We have not only studied Ireland, but also Israel and New Zealand, countries whose writers and creative people have made an impact on the rest of the world. The great advantage these countries have over us is a longer tradition of literature and a culture of publishing. Singapore is a migrant state, and a relatively new one, and even though our fathers and forefathers came from nations with rich cultural traditions – China, India, the Malay world - they migrated for materially better lives. Singapore’s early years were essentially spent on day-to-day matters and economic concerns were predominant. Since independence, after 50 years of post-colonial development, cultural interests have come to the fore. The growth of libraries, museums, art galleries, performing art centres, and a host of other services have emphasised the importance of the arts.

Okay, but are Singapore’s publishing ambitions driven by commerce, or culture?

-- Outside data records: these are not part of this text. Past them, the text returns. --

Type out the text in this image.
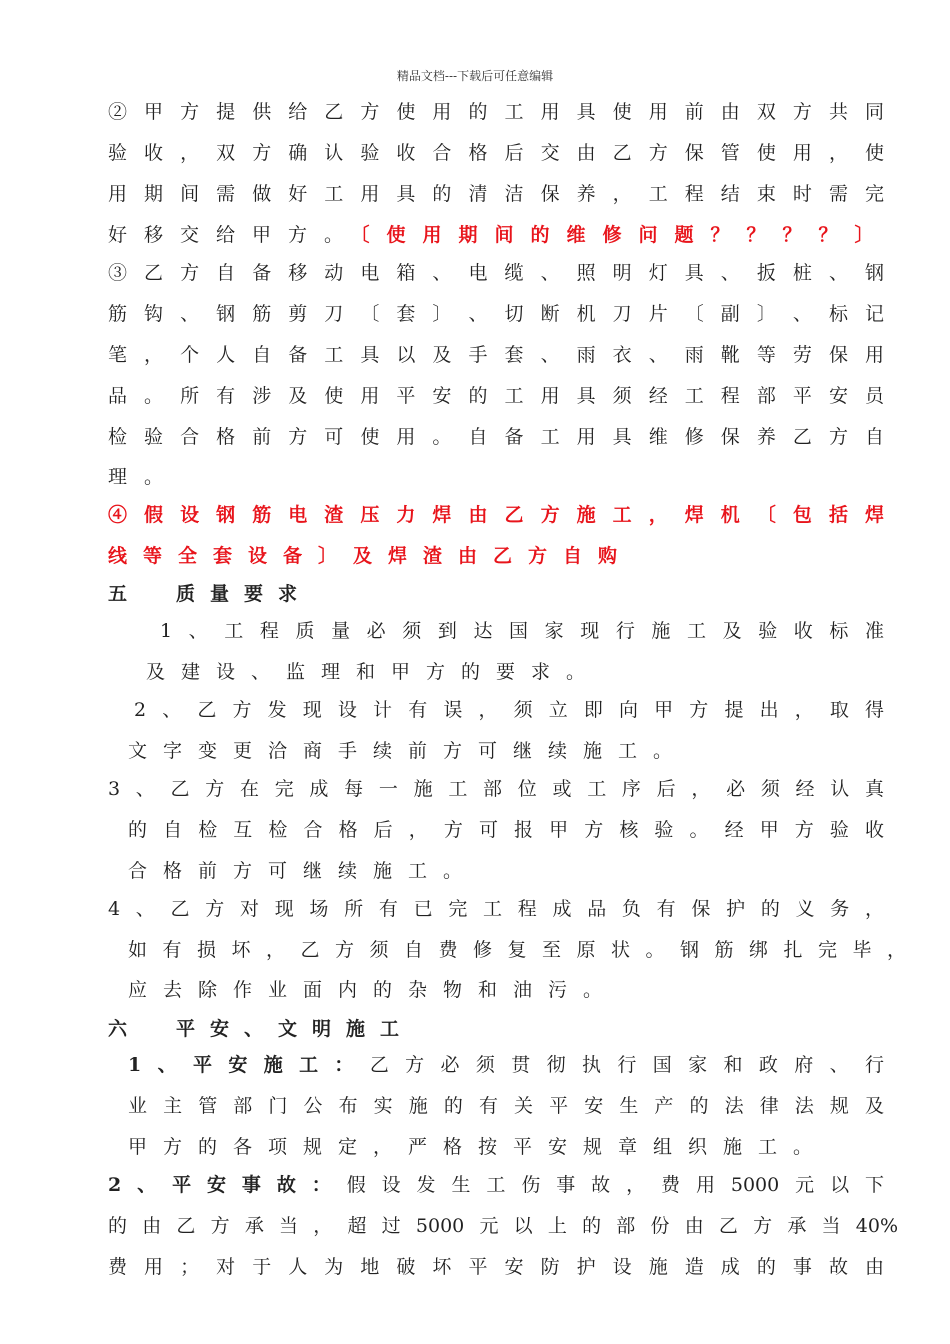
精品文档---下载后可任意编辑
②​甲​方​提​供​给​乙​方​使​用​的​工​用​具​使​用​前​由​双​方​共​同
验​收​，​双​方​确​认​验​收​合​格​后​交​由​乙​方​保​管​使​用​，​使
用​期​间​需​做​好​工​用​具​的​清​洁​保​养​，​工​程​结​束​时​需​完
好移交给甲方。〔使用期间的维修问题？？？？〕
③​乙​方​自​备​移​动​电​箱​、​电​缆​、​照​明​灯​具​、​扳​桩​、​钢
筋​钩​、​钢​筋​剪​刀​〔​套​〕​、​切​断​机​刀​片​〔​副​〕​、​标​记
笔​，​个​人​自​备​工​具​以​及​手​套​、​雨​衣​、​雨​靴​等​劳​保​用
品​。​所​有​涉​及​使​用​平​安​的​工​用​具​须​经​工​程​部​平​安​员
检​验​合​格​前​方​可​使​用​。​自​备​工​用​具​维​修​保​养​乙​方​自
理。
④​假​设​钢​筋​电​渣​压​力​焊​由​乙​方​施​工​，​焊​机​〔​包​括​焊
线等全套设备〕及焊渣由乙方自购
五　质量要求
1​、​工​程​质​量​必​须​到​达​国​家​现​行​施​工​及​验​收​标​准
及建设、监理和甲方的要求。
2​、​乙​方​发​现​设​计​有​误​，​须​立​即​向​甲​方​提​出​，​取​得
文字变更洽商手续前方可继续施工。
3​、​乙​方​在​完​成​每​一​施​工​部​位​或​工​序​后​，​必​须​经​认​真
的​自​检​互​检​合​格​后​，​方​可​报​甲​方​核​验​。​经​甲​方​验​收
合格前方可继续施工。
4​、​乙​方​对​现​场​所​有​已​完​工​程​成​品​负​有​保​护​的​义​务​，
如​有​损​坏​，​乙​方​须​自​费​修​复​至​原​状​。​钢​筋​绑​扎​完​毕​，
应去除作业面内的杂物和油污。
六　平安、文明施工
1、平安施工：乙方必须贯彻执行国家和政府、行
业​主​管​部​门​公​布​实​施​的​有​关​平​安​生​产​的​法​律​法​规​及
甲方的各项规定，严格按平安规章组织施工。
2、平安事故：假设发生工伤事故，费用5000元以下
的​由​乙​方​承​当​，​超​过​5​0​0​0​元​以​上​的​部​份​由​乙​方​承​当​4​0​%
费​用​；​对​于​人​为​地​破​坏​平​安​防​护​设​施​造​成​的​事​故​由
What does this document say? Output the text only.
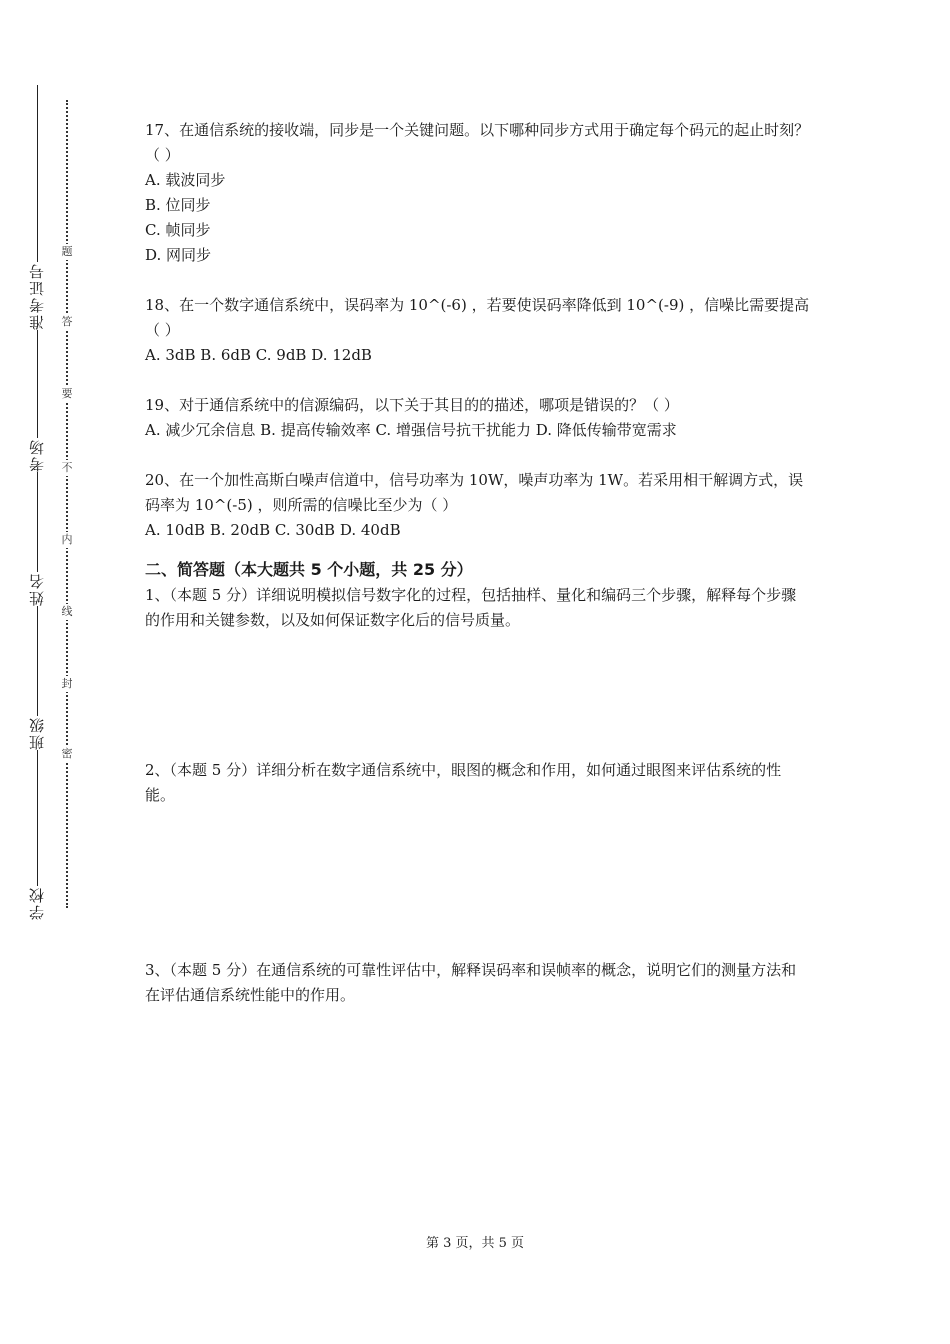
准考证号
考场
姓名
班级
学校
题
答
要
不
内
线
封
密

17、在通信系统的接收端，同步是一个关键问题。以下哪种同步方式用于确定每个码元的起止时刻？（ ）

A. 载波同步

B. 位同步

C. 帧同步

D. 网同步

18、在一个数字通信系统中，误码率为 10^(-6) ，若要使误码率降低到 10^(-9) ，信噪比需要提高（ ）

A. 3dB B. 6dB C. 9dB D. 12dB

19、对于通信系统中的信源编码，以下关于其目的的描述，哪项是错误的？（ ）

A. 减少冗余信息 B. 提高传输效率 C. 增强信号抗干扰能力 D. 降低传输带宽需求

20、在一个加性高斯白噪声信道中，信号功率为 10W，噪声功率为 1W。若采用相干解调方式，误码率为 10^(-5) ，则所需的信噪比至少为（ ）

A. 10dB B. 20dB C. 30dB D. 40dB

二、简答题（本大题共 5 个小题，共 25 分）

1、（本题 5 分）详细说明模拟信号数字化的过程，包括抽样、量化和编码三个步骤，解释每个步骤的作用和关键参数，以及如何保证数字化后的信号质量。

2、（本题 5 分）详细分析在数字通信系统中，眼图的概念和作用，如何通过眼图来评估系统的性能。

3、（本题 5 分）在通信系统的可靠性评估中，解释误码率和误帧率的概念，说明它们的测量方法和在评估通信系统性能中的作用。

第 3 页，共 5 页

Singapore has always been a commercial city and it will continue to be. But great commercial cities also emerge as centres of culture. Take London and New York in the present day, and Alexandria and Venice in earlier times. All are great examples of cities that are or were centres of the arts made possible by their commercial wealth. While commerce and banking are the foundations of wealth in Singapore, it has also realised the important part culture plays in people’s lives and is committed to nurture Singapore as a global city of the arts. The government has spent billions developing arts infrastructure, for example setting up the National Arts Council, the Media Development Authority, the School of the Arts, LaSalle College of the Arts, and the Nanyang Academy of Fine Arts, to train, nurture and support creative talent.

An international publishing industry needs an international rights marketplace. Are there any plans for Singapore to develop a books fair and rights market?  
Yes, the Singapore Book Publishers Association is planning to set up such a fair. The Book Council hopes to be involved in this effort. Meanwhile, the Book Council has developed a marketplace for children’s contents called Media Mart as part of the Asian Festival of Children’s Content. We want Media Mart to become known as the foremost regional rights fair for children’s content.